Thursday, August 13, 2009
From behind closed doors, I listened to my daughter demurely sing as her tutor led her in the Hebrew prayers. To my right, behind a glass case, stood three Torah scrolls. Precious and worn, swathed in silk and suede, I stared at them. Silent. Curious.
"Mom. Mom. MOM!" my son stood beside me, poking me out of my reverie. "You said you'd update Pocket God for me."
Funny. The God, the religion, that I longed to know better was of absolutely no interest to my son. The only God he desired was electronic, palm-sized, and responded to his every button-pushing whim.
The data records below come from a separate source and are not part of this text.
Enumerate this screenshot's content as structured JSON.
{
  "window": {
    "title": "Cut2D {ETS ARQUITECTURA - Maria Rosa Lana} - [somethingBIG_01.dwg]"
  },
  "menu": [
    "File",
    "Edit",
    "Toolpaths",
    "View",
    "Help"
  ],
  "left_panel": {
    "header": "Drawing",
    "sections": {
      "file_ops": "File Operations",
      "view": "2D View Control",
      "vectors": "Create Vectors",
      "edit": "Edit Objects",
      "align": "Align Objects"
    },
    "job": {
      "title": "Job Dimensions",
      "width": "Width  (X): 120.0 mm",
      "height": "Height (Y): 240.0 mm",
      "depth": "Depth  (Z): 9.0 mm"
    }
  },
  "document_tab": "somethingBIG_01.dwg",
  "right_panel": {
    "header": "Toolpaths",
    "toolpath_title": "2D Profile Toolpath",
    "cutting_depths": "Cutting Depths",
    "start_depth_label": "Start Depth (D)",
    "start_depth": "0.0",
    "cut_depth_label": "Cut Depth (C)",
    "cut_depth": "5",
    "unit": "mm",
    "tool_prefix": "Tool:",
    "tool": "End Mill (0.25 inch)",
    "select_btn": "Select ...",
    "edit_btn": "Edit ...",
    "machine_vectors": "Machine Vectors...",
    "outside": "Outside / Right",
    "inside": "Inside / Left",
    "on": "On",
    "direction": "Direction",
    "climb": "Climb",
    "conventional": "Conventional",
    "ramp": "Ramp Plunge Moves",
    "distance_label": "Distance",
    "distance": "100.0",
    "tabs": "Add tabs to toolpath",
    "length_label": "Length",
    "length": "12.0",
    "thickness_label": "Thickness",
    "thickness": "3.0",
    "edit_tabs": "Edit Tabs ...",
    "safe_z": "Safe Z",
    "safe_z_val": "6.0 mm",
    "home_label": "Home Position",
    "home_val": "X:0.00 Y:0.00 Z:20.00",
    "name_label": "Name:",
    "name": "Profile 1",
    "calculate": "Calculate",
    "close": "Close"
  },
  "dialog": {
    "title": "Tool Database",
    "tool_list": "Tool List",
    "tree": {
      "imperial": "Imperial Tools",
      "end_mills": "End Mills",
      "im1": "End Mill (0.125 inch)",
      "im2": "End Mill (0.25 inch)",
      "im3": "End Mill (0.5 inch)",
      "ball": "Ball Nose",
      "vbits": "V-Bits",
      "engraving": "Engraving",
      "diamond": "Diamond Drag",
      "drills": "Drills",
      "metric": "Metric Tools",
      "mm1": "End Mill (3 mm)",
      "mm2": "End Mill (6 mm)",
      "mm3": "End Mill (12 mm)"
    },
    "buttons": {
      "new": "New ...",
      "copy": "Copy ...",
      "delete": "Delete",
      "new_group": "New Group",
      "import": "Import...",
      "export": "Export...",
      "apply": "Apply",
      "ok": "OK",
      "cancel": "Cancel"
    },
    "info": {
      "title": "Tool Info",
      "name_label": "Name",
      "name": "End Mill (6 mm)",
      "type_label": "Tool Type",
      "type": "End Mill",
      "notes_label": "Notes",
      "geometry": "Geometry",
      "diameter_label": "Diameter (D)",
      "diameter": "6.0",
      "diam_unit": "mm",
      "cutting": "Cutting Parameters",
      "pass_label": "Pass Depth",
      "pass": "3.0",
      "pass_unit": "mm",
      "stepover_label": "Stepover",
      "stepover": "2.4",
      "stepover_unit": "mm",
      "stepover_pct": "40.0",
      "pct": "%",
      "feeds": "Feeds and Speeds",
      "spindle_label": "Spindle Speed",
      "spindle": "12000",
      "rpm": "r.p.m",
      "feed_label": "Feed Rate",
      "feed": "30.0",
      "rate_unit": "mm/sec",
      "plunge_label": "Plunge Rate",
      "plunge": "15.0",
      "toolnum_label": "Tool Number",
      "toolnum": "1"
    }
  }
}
Minutes before, our Rabbi had explained to us that our role as the parents in the upcoming Bat Mitzvah ceremony would be to literally hand the Torah down to the next generation - to do our part to ensure the carrying on of the ancient Jewish stories and traditions that resided within the text of the sacred scrolls.
So, as the game was updating, I put down the phone and pointed out the Torahs to my son. I explained to him, hoping to elicit an appreciation in our next generation of Jewish adults, how it took over a year to carefully, hand write each page of the Torah and how the scrolls were made from animal skins just like they had been over 3000 years ago.
"Yeah, yeah, great, Mom. Is the app loaded yet?"
I'm not sure my son is who the Rabbi had in mind.